Se falamos dos excrementos dos romanos, devemos voltar brevemente aos nomes em letras maiúsculas: Hipócrates, Plínio, o Velho ou Galeno de Pérgamo. Todo mundo tem sua própria personalidade bom médico (o primeiro deles foi na época da Grécia de Péricles) e coletava os benefícios dos excrementos para a saúde.
Os antigos romanos usavam excrementos, tanto próprios quanto de outros animais, para tratar doenças relacionadas. inflamação, doença ou problemas sexuais. Em particular, os escritos de Galeno contêm cerca de vinte referências a preparações medicinais com excrementos e mencionam valor de saúde as fezes da criança, desde que provenham da criança que foi alimentada com os seguintes alimentos especiais.
Os escritos desses médicos são apoiados por evidências arqueológicas. No Museu Arqueológico de Bergama, cidade turca no Mar Egeu, eles estão identificados. sobra em uma jarra de 2.000 anos. Esses tipos de navios eram chamados perfume e eram peças compridas nas quais eram guardados perfumes e outros produtos cosméticos.

Os resultados desta pesquisa foram publicados no Revista de Ciência Arqueológica: Relatórios e revelam o uso de excrementos como cataplasmas. Como explicou o arqueólogo turco Cenker Atila, os restos mortais foram cobertos com ervas, como o tomilho, para mascarar o cheiro desagradável que emitiam.

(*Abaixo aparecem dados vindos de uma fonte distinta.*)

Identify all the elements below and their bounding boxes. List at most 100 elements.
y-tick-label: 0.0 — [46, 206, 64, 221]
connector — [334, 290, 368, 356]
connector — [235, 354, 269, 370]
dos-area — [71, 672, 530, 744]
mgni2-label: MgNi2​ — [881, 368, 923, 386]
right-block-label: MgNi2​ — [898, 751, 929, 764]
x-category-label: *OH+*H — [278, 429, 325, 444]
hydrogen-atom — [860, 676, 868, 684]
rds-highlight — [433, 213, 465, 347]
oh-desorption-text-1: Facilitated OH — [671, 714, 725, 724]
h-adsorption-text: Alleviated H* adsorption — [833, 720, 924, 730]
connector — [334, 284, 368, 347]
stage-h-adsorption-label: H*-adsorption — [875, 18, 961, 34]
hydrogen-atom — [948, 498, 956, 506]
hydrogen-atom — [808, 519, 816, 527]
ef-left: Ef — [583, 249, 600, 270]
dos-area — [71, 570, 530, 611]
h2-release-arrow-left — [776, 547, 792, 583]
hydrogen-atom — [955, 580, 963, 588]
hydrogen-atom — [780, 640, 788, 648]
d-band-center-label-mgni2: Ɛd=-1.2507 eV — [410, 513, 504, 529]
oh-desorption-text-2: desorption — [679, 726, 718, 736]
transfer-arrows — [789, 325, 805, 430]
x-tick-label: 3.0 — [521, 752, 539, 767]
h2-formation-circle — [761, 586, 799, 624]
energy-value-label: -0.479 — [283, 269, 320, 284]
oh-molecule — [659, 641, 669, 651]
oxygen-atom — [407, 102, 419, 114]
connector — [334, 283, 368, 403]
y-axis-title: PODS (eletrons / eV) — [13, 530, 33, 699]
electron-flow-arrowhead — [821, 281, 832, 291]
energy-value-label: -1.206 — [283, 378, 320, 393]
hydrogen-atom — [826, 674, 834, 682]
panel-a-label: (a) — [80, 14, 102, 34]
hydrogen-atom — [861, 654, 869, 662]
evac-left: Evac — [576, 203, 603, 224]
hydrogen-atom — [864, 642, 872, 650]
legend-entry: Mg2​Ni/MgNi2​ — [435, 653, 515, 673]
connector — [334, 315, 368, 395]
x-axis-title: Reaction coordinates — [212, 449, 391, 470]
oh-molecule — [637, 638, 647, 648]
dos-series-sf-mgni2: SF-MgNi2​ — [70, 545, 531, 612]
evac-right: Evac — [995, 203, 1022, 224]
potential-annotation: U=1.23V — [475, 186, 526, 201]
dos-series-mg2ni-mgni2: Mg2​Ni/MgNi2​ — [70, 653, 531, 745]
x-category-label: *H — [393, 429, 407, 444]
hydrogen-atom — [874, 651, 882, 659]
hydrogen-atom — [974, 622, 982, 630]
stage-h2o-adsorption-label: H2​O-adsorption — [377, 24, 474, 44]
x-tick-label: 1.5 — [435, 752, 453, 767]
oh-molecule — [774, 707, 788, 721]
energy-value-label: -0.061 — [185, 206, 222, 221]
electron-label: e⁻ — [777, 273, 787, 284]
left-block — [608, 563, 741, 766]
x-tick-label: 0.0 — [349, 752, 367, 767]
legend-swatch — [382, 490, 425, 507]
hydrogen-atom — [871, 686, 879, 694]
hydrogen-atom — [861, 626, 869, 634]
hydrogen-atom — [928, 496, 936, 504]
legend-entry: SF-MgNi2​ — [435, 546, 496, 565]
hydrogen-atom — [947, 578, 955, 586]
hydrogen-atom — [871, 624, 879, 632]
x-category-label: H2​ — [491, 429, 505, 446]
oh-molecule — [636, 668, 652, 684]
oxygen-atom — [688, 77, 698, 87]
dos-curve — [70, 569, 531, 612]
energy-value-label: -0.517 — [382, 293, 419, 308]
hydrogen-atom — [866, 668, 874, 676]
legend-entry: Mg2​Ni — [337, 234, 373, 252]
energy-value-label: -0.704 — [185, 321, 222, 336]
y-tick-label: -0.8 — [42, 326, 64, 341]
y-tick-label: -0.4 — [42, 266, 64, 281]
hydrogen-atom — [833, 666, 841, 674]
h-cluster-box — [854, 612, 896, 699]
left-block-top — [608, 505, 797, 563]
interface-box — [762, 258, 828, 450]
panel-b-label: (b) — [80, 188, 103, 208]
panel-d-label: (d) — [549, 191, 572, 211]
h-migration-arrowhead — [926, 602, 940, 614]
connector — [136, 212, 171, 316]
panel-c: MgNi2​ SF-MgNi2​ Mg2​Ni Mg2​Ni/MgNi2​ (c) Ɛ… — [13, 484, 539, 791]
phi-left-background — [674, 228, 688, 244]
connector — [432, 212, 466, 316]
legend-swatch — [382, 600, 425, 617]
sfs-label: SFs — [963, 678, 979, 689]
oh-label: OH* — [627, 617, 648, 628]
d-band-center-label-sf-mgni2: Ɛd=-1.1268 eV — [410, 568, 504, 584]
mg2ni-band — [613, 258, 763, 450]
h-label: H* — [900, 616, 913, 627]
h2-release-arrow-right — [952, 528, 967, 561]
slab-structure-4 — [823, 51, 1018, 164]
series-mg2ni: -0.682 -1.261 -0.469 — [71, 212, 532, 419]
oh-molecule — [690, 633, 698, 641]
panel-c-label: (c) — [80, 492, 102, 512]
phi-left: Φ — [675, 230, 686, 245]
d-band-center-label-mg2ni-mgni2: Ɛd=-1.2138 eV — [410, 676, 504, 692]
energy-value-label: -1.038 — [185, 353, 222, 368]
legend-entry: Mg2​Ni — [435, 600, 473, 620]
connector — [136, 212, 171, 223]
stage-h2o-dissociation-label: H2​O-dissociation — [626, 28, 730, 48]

As fronteiras entre cosméticos, saúde e até mesmo o uso de lubrificantes são confusas, segundo os autores da pesquisa. “Fontes antigas explicam que o limite entre o uso cosmético e médico “Eles congelaram e o perfume eliminou a distinção entre cura, pureza e magia”, explicaram.
Embora este tipo de tratamento só tenha existido na Idade Média, a partir do século XVIII a medicina ocidental abandonou esta prática. A razão é que o contacto directo com estas substâncias levou risco muito únicodevido à transmissão de patógenos perigosos através das fezes.
No entanto, as fezes como ferramenta médica não desapareceram completamente. Hoje, a transmissão da microbiota fecal é um método experimental sujeito a testes rigorosos, que visa combater diversas doenças como depressão, diabetes, doenças cardíacas ou doenças causadas por bactérias resistentes. Contudo, o procedimento ainda é Considerado experimentalporque acarreta seus próprios riscos. Em casos raros, pode ser fatal.